Les noms de la soeur de Karla Homolka et du fils de Jean Chrétien, qui ont témoigné vendredi au procès de Luka Rocco Magnotta pour meurtre prémédité, ont été inscrits en adresse de retour sur les colis qu'a envoyés Magnotta après le meurtre de Jun Lin.

Ni Hubert Chrétien ni Logan Valentini ne connaissaient Magnotta.

Logan Valentini, qui s'appelait Lori Homolka avant de changer de nom en 1996, a affirmé ne pas avoir envoyé de colis à l'école primaire False Creek en Colombie-Britannique en 2012. Son nom et son adresse figuraient comme adresse de retour sur un colis que l'accusé a posté à une école de Vancouver. Sa soeur, Karla Homolka, a été condamnée à 12 ans de prison dans les années 1990 pour une histoire de meurtres impliquant aussi Paul Bernardo.

Le paquet contenait un membre de Jun Lin, l'étudiant en ingénierie chinois que Magnotta, 32 ans, a admis avoir assassiné. Il a cependant plaidé non coupable pour cause d'aliénation mentale.

Témoignant par système vidéo vendredi, depuis Kitchener en Ontario, Mme Valentini s'est dite interloquée lorsqu'elle a reçu un appel de la police en 2012. Les agents n'ont pas voulu lui donner de détails, mais elle est allée sur Internet pour savoir de quoi il s'agissait.

Ça «n'a rien à voir avec moi»

«J'étais plutôt stupéfaite, je ne comprenais pas pourquoi j'étais encore traînée dans quelque chose qui n'a rien à voir avec moi», a-t-elle dit aux jurés.

Mme Valentini a dit avoir récemment vu sa soeur, qui vit maintenant au Québec avec son époux. Elle a aussi affirmé que les gens savent, en général, qu'elle est la soeur de Karla Homolka.

«Tout le monde le sait, a-t-elle dit. Ça s'est retrouvé dans les médias que j'ai changé mon nom.»

«Je ne voulais pas changer d'identité, je ne voulais juste plus être associée à quelque chose et avoir une mauvaise réputation pour quelque chose que je n'ai pas fait et dont je ne sais rien. Je veux juste vivre ma vie tranquillement et librement.»

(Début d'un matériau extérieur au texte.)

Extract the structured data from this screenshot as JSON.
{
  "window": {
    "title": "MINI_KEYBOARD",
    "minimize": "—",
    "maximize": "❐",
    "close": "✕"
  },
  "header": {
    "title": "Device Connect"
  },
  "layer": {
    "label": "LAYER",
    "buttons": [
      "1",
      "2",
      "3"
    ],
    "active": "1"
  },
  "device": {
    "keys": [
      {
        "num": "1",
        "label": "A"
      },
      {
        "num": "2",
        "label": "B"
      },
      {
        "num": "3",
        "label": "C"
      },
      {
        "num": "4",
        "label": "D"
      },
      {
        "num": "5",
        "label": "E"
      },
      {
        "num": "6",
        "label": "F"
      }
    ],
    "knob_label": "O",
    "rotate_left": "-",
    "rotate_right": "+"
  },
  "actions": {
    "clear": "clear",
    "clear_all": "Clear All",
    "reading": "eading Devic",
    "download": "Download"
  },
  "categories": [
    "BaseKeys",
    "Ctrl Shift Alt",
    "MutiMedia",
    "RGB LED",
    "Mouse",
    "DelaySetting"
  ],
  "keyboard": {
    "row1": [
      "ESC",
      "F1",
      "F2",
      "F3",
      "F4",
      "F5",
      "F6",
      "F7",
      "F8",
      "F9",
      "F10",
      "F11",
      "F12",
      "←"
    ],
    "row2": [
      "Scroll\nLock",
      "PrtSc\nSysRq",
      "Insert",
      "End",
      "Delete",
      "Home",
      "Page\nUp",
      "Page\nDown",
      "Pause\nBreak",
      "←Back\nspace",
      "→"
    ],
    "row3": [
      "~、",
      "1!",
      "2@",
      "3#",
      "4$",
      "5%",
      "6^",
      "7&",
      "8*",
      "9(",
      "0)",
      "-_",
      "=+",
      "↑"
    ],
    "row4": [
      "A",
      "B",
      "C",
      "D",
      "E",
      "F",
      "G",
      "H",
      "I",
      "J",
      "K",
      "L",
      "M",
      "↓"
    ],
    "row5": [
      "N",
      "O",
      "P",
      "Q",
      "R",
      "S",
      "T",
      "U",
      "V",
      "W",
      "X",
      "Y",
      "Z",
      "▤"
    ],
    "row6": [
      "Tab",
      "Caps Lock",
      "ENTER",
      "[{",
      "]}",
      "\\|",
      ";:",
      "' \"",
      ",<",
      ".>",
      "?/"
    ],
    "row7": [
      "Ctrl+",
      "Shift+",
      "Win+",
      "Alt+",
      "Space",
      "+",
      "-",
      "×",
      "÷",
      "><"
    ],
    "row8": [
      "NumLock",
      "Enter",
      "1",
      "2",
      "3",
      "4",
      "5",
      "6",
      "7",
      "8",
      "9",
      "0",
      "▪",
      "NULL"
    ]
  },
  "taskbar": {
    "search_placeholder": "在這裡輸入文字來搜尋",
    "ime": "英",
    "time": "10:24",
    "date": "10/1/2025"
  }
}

Plus tôt vendredi, le fils de l'ancien premier ministre Jean Chrétien, Hubert Chrétien, a livré un témoignage semblable pour les mêmes raisons. Son nom figurait aussi comme adresse de retour sur un des macabres colis qu'a envoyés Magnotta dans une autre école vancouvéroise.

M. Chrétien a dit qu'il ne connaissait pas l'accusé et qu'il n'avait jamais envoyé le colis, sur lequel son nom avait été mal orthographié. On pouvait lire «Hurbert».

Hubert Chrétien, qui dirige une organisation à but non lucratif, a affirmé que ses liens familiaux avec Jean Chrétien sont bien connus et qu'il était facile de trouver de l'information à son sujet sur Internet.

«Mon père est beaucoup mieux connu que moi, a-t-il dit depuis le Palais de justice de Gatineau. Mais par extension, je suis connu, oui.»

«J'étais pas mal surpris. On m'apprenait quelque chose qui m'apparaissait étrange, je ne comprenais pas.»

«Ce n'était pas vraiment plaisant que mon nom ait été utilisé», a-t-il poursuivi.

Luka Rocco Magnotta fait face à cinq accusations, dont meurtre prémédité, harcèlement criminel du premier ministre Stephen Harper et d'autres membres du Parlement, outrage à un cadavre et production de matériel obscène.